We were incredibly lucky. Everyone else in my squad was safe and with no injuries, and we returned home that day.

I’ve been part of the Ukrainian National Guard’s Omega group since early 2024. As special forces, we’re deployed to assist different brigades along the front lines, conducting rescue missions, reconnaissance, and raids.

As a machine gunner, my job was to provide suppressive fire and sometimes lead portions of an assault with light machine guns such as the Soviet PKM or NATO-standard M240.

That was until October, when I was sent back to Kyiv, my hometown, to recover from my leg injury.

Before I fought the Russians, I danced

I never thought I’d join the military. Before Russia invaded in 2022, I was a sales relations manager for a customer service company headquartered in Arizona.

While working full-time, I also taught ballroom dancing — a craft I’d been pursuing since my mother took me for lessons when I was 12.

For over 10 years, I performed onstage and trained students at a dance school in Kyiv. In 2021, I was also a choreographer for the Ukrainian version of “Dancing with the Stars.”

When Russia invaded my country in 2022, I joined Ukraine’s National Guard. Our first mission was to defend Hostomel as Russian paratroopers tried to take the airfields, though I was at the rear because I was new.

Then, we were assigned to attack the infamous Russian column of armored vehicles stuck on the road to Kyiv.

After the Russians retreated, I was mostly sent to patrol areas that Ukraine had already retaken, keeping the peace in cities under our control.

I felt like I could do more. I kept thinking that I hadn’t done my job for my country yet, so I applied to Omega.

The process to join took several weeks. I had to apply through a Google Form, participate in an interview, and take a physical test.

Fighting in Ukraine’s special forces

Omega accepts members from many walks of life, but it is selective. The most important skill they looked for was my capacity to learn quickly. I had some combat experience, but I had to be proficient in various weapons beyond my standard-issue assault rifle, such as machine guns and grenade launchers.

I spent about six weeks training with Omega and integrating into my unit. You can train for as long as you like, but the real combat situation is when you show your real ability to fight. Your best test is the front line.

A key part of being an Omega member is being able to adapt. Each day, you’re learning new information about your equipment, about weapons, about tactics, about strategy, about drones, about reconnaissance.

My deployments with Omega were different from my time protecting cities in the rear. We rotated with other Omega soldiers on the front line, often fighting in close contact with the enemy, like clearing multistory apartment buildings, floor by floor, in Zaporizhzhia.

War is nothing like in video games or Hollywood. It’s messy. Out of all my missions, one left the deepest impact. We were sent to help the crew of an armored vehicle that came under Russian mortar fire. Even though we warned them to wait for us, they got out of their vehicle to repair it, and a mortar round struck them.
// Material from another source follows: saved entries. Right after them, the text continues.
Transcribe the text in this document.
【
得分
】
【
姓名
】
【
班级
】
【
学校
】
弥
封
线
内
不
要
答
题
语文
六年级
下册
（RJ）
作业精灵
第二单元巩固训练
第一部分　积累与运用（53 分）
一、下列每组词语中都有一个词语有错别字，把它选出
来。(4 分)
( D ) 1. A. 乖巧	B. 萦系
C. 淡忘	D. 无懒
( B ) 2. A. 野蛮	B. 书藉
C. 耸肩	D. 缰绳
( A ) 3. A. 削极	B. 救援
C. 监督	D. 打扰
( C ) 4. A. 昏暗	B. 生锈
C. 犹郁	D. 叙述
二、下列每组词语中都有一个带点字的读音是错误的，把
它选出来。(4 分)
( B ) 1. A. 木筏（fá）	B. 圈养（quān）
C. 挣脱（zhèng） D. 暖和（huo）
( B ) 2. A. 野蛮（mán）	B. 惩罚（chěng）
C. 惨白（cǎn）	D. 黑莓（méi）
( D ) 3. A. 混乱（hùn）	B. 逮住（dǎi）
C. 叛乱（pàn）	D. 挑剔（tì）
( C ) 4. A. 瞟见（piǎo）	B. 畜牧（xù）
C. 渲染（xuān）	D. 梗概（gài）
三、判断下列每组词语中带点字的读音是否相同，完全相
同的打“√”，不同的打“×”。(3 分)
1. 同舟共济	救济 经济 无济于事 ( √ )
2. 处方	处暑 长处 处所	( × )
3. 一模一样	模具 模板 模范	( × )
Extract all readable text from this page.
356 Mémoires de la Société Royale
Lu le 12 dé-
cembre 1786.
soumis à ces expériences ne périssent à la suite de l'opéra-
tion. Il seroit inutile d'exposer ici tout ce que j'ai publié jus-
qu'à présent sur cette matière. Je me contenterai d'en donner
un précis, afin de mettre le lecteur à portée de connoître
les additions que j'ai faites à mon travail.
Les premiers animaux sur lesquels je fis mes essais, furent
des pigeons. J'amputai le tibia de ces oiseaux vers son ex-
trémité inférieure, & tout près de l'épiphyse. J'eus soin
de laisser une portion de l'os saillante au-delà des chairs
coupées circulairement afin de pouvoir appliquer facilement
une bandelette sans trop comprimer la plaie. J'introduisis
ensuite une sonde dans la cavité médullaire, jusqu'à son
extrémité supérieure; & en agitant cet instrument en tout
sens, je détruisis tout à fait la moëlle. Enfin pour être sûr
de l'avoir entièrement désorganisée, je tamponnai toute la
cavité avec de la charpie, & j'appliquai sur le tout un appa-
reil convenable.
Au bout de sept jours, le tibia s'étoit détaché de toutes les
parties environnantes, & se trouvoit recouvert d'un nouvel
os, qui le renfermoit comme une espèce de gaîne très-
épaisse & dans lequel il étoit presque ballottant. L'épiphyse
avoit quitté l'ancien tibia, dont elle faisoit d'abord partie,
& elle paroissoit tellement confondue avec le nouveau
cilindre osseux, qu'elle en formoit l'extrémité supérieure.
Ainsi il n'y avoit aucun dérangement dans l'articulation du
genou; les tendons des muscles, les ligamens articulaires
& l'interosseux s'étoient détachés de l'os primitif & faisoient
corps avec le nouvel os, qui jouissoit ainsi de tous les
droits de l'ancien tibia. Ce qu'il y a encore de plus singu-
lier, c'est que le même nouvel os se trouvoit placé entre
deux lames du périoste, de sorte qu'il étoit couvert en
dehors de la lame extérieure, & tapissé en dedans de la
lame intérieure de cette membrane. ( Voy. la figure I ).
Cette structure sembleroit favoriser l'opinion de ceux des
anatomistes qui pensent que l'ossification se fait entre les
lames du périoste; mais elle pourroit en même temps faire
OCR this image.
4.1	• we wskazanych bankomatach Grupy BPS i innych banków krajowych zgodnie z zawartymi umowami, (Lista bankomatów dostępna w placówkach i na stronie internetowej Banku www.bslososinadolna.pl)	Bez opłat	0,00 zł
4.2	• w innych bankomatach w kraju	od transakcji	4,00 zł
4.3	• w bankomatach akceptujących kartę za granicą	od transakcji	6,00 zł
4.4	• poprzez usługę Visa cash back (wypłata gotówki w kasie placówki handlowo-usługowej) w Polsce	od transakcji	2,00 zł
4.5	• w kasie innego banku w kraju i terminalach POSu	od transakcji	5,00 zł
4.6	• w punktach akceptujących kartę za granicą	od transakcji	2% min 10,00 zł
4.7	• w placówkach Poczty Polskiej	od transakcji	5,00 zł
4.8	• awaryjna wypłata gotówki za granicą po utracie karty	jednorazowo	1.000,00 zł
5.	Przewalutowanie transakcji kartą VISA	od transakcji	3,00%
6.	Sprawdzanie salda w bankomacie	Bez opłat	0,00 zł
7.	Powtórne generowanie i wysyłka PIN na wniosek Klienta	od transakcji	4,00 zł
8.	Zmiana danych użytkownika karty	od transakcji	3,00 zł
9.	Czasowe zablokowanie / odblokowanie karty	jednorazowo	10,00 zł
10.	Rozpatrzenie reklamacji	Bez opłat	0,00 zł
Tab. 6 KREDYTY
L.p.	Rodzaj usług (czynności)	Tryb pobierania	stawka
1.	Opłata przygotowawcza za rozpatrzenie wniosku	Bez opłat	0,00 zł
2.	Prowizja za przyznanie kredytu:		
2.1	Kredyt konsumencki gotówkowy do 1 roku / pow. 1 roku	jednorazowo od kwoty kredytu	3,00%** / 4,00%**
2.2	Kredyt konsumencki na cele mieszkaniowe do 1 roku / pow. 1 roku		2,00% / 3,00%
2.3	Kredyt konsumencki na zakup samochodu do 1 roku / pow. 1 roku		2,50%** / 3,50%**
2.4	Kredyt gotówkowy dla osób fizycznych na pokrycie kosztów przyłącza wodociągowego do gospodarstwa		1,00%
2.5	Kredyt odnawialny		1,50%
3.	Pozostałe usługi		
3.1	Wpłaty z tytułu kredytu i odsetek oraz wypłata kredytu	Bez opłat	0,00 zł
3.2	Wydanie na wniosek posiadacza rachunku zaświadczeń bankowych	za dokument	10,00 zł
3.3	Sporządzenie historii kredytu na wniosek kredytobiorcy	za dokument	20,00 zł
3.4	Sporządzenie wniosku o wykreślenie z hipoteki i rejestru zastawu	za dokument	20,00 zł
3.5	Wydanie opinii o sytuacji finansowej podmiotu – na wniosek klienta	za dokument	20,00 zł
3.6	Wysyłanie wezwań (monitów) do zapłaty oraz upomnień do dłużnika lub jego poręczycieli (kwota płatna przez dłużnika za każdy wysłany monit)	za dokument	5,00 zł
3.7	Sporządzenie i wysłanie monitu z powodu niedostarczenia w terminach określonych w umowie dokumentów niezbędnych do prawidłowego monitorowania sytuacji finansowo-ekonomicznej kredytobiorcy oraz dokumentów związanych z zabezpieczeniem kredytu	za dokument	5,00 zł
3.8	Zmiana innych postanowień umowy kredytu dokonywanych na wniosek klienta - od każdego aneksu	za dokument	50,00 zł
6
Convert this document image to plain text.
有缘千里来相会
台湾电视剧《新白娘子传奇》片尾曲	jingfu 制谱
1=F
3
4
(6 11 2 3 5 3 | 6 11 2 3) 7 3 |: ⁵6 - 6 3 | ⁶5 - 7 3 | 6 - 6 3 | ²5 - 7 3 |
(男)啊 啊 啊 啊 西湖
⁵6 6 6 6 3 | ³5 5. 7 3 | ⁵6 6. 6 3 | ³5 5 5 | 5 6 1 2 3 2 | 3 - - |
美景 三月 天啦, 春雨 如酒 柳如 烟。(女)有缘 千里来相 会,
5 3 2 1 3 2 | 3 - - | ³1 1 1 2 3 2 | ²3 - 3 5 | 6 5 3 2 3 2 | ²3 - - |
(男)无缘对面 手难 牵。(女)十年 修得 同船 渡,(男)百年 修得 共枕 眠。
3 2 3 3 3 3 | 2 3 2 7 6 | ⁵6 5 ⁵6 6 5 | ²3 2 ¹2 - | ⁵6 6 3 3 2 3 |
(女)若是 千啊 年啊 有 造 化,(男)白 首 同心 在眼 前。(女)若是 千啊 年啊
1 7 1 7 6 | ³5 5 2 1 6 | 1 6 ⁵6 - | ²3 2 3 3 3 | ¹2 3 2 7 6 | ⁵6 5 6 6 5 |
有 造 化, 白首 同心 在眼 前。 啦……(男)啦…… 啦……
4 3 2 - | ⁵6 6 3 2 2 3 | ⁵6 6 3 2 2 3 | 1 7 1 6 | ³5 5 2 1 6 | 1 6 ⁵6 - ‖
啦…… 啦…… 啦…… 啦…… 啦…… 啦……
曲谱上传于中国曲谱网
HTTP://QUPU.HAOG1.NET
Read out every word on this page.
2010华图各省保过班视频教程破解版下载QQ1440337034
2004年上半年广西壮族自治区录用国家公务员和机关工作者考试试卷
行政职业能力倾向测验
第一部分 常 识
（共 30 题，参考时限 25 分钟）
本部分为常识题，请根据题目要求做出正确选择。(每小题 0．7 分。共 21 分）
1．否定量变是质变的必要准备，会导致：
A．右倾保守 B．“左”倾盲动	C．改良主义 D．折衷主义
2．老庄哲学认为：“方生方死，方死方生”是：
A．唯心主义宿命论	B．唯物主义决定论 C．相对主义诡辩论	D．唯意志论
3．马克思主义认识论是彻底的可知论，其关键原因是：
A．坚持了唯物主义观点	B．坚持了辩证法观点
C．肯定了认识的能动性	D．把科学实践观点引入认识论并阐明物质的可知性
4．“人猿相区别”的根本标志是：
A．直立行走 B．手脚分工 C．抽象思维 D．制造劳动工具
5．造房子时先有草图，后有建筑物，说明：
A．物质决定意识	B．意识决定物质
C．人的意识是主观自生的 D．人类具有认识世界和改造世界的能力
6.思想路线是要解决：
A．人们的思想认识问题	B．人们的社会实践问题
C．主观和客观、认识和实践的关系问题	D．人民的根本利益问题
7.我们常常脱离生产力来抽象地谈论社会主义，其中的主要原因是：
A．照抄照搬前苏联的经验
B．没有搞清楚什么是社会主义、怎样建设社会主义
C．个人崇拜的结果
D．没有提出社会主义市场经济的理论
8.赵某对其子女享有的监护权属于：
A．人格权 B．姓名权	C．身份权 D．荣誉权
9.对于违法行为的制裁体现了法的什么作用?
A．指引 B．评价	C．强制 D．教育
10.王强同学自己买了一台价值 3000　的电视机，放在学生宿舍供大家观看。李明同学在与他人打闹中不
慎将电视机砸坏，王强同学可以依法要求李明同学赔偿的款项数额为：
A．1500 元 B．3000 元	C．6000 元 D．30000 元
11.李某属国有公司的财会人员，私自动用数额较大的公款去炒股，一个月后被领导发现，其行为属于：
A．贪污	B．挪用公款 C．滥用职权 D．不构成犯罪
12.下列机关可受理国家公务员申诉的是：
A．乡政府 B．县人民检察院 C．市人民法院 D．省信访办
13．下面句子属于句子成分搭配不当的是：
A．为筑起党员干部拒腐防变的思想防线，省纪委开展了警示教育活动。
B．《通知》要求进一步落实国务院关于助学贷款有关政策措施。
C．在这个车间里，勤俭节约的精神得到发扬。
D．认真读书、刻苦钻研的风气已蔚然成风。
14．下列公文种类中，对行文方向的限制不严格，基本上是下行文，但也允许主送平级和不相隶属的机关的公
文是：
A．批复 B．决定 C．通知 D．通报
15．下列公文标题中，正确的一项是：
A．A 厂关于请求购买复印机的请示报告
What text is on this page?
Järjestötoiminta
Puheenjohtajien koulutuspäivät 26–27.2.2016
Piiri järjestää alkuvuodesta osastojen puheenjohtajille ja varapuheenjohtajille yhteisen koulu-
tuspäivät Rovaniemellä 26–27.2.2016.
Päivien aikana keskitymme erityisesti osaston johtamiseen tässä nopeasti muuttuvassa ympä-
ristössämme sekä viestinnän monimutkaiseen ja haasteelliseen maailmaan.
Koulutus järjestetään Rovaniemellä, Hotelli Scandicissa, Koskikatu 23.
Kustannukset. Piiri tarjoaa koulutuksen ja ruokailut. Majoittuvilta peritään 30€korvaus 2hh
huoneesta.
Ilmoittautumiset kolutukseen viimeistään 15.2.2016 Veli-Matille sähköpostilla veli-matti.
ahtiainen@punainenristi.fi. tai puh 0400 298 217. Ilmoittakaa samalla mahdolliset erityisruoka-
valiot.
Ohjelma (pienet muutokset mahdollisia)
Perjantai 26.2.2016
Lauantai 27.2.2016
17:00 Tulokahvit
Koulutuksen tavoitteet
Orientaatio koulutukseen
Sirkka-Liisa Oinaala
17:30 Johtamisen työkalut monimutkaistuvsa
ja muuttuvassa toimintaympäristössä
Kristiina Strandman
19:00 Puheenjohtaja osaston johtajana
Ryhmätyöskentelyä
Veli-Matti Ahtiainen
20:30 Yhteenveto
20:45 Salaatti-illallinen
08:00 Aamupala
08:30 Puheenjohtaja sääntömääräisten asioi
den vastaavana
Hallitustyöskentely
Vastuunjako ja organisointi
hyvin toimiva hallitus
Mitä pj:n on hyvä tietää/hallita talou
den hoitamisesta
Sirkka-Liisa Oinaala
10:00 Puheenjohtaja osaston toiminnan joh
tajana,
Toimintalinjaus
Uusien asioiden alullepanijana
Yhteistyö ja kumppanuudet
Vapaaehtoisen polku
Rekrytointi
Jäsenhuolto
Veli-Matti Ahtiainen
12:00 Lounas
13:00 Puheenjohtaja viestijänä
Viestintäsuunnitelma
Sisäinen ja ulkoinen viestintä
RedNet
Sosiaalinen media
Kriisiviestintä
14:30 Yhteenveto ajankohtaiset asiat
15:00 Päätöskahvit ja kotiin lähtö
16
One of them died, and we were forced to change our mission to focus on evacuating the wounded.

We see every day how warfare is changing. Even though I’m in the special forces, not everything depends on your skill. When a drone comes to attack you, you hide. It doesn’t matter who you are — the drone or mortar just hits you, and that’s it.

The biggest pressure in Omega is to be reliable for your teammates, so we all know we can depend on each other. When I stepped on the land mine and lost my leg, my first thought was: “I’m the bad person because I didn’t do my job. Now we have to go back because of me.”

Returning to the war after losing a leg

After October, I was given a prosthetic leg, and now I’ve been back at my unit for the last three weeks.

So far, I’m helping out with public events and other tasks away from combat, while waiting for my sports prosthetic so that I can start training to run again and hopefully fight one day.

When the war is over, we’ll need to rebuild Ukraine’s cultural scene. So many of our dancers and artists have died. Losing my leg will severely hurt my dancing ability, because although I have a prosthetic leg, I’ve lost my right foot.

Still, if given a choice, I’d do it all again: Joining the National Guard in 2022 and then Omega in 2024. I know why I’m doing my job, for my family and homeland; I have a wife and a five-year-old daughter in Kyiv.

For now, we can’t think about dancing when our country’s children are dying. But I want to return to the ballroom when the fighting is done.

At least, I’ll try. People will probably be able to tell that I’m wearing prosthetics, but I still want to perform. Hopefully, it will be a beautiful dance.